Machine Learning in Complex Earth System Models

Dr. Craig Pelissier

Overview

There has been a surge of interest in Machine Learning (ML), largely due to the availability of massive amounts of data and the increased power of modern supercomputers. ML for predictive analytics has seen success in many areas, for example, in image processing and language recognition. Scientists are now considering ML to replace complex physics-based models. They take this approach reluctantly, since the goal of science is to understand the underlying dynamics of physical systems. In addition, since physical processes underlie the data being modeled, a physics-based model should exist that provides more accurate results.

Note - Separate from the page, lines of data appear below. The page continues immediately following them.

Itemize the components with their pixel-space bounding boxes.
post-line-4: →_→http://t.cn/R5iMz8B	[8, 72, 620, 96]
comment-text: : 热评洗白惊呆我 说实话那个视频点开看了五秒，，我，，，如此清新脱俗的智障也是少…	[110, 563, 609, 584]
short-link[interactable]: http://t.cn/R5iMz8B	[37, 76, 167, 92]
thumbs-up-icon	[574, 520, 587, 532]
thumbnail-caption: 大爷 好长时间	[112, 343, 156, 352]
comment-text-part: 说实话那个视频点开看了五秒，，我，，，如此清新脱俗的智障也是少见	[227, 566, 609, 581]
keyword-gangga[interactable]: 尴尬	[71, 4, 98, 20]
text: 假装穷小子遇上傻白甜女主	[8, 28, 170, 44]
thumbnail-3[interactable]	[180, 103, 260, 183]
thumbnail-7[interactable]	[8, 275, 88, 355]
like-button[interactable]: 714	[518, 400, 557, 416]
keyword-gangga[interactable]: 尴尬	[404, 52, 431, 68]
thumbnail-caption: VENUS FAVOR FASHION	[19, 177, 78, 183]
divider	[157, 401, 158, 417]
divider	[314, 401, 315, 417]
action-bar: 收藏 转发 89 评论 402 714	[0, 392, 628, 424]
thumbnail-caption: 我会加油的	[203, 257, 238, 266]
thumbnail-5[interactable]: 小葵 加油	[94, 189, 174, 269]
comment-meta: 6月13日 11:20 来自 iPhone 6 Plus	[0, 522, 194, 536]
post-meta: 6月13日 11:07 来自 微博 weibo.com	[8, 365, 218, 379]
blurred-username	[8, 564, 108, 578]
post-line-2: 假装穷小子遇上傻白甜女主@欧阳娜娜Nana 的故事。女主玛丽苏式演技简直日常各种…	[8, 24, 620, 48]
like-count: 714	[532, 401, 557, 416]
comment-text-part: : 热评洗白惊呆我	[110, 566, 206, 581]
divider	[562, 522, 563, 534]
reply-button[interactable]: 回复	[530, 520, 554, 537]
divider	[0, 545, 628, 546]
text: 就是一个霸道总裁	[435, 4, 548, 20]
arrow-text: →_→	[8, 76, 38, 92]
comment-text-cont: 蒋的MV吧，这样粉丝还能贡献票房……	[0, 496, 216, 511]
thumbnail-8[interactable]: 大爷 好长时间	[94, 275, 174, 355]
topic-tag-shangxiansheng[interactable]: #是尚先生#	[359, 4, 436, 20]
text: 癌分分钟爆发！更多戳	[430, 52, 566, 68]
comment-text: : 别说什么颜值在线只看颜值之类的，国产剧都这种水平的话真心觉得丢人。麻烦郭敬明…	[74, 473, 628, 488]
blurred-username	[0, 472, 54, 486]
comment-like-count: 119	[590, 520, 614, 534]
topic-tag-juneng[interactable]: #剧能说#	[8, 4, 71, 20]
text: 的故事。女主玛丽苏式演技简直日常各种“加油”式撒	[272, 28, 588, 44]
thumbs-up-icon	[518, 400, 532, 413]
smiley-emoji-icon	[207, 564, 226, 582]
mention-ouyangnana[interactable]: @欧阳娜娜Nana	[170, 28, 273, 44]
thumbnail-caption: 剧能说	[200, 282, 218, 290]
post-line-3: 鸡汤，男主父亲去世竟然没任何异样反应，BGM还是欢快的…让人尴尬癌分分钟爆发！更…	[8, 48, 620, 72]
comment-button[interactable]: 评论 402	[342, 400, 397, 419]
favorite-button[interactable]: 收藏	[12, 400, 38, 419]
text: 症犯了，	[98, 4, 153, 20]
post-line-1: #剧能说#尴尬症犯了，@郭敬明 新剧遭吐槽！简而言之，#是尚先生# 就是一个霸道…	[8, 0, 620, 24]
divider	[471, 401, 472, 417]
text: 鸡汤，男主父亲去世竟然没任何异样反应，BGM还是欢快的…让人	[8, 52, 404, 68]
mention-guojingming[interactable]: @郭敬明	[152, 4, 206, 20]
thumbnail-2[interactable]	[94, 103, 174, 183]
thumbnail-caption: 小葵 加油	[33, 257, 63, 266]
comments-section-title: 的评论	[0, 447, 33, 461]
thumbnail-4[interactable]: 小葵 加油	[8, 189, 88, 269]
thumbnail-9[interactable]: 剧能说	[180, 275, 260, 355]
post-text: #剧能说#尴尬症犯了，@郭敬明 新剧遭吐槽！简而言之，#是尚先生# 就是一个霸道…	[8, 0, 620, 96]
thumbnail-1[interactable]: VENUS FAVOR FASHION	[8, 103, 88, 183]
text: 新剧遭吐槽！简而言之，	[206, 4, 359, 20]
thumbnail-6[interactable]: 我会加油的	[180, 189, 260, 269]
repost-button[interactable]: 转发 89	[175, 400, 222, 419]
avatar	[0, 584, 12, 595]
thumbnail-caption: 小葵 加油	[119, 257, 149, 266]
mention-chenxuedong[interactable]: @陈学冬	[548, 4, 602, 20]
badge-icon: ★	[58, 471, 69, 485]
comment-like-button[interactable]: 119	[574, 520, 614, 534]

However, ML models offer at least two important things: (1) If ML models extract more information from the data, it implies that physics-based models can be improved; inaccuracy is not just a result of poor or insufficient data. (2) Applications such as weather forecasting that provide a public service should take advantage of the methods that produce the most accurate predictions. In this work, a ML model is used in NASA's Land Information System (LIS) and is shown to outperform currently used models. The research also involves inferring model deficiencies from the ML models.

Project Details

Researchers used North American Land Data Assimilation System (NLDAS) data to produce land surface parameters important for predicting the weather, droughts, and other climate-related phenomenon. In this work, the Gaussian Process Regression (GPR) ML model is used within LIS to determine land surface conditions and compare the results to other state-of-the-art models currently being used.

Results and Impact

The ML learning model produced more accurate results, demonstrating that more information can be extracted from current observational data. These results imply physics-based model improvements can lead to more accurate predictions with the observational datasets available today, and ML has the potential to help infer where the current models are deficient.

Why HPC Matters

Simulations using complex Earth System models (ESMs) require large computational resources, and high-performance computing (HPC) is essential. Training ML models on large training sets can often lead to a bigger computational burden. Additionally, ESMs used for weather prediction have strict time-to-solution requirements; predictions are most accurate when using recent observations to predict the near future, which limits the allowable simulation time. As a result, compute resources are often the limiting factor on simulation resolution.

What’s Next

The next steps are to investigate different ML approaches to extract the most information from observational data and produce potentially more accurate results. The ultimate goal is to develop a systematic way of learning how to improve physics-based models from ML.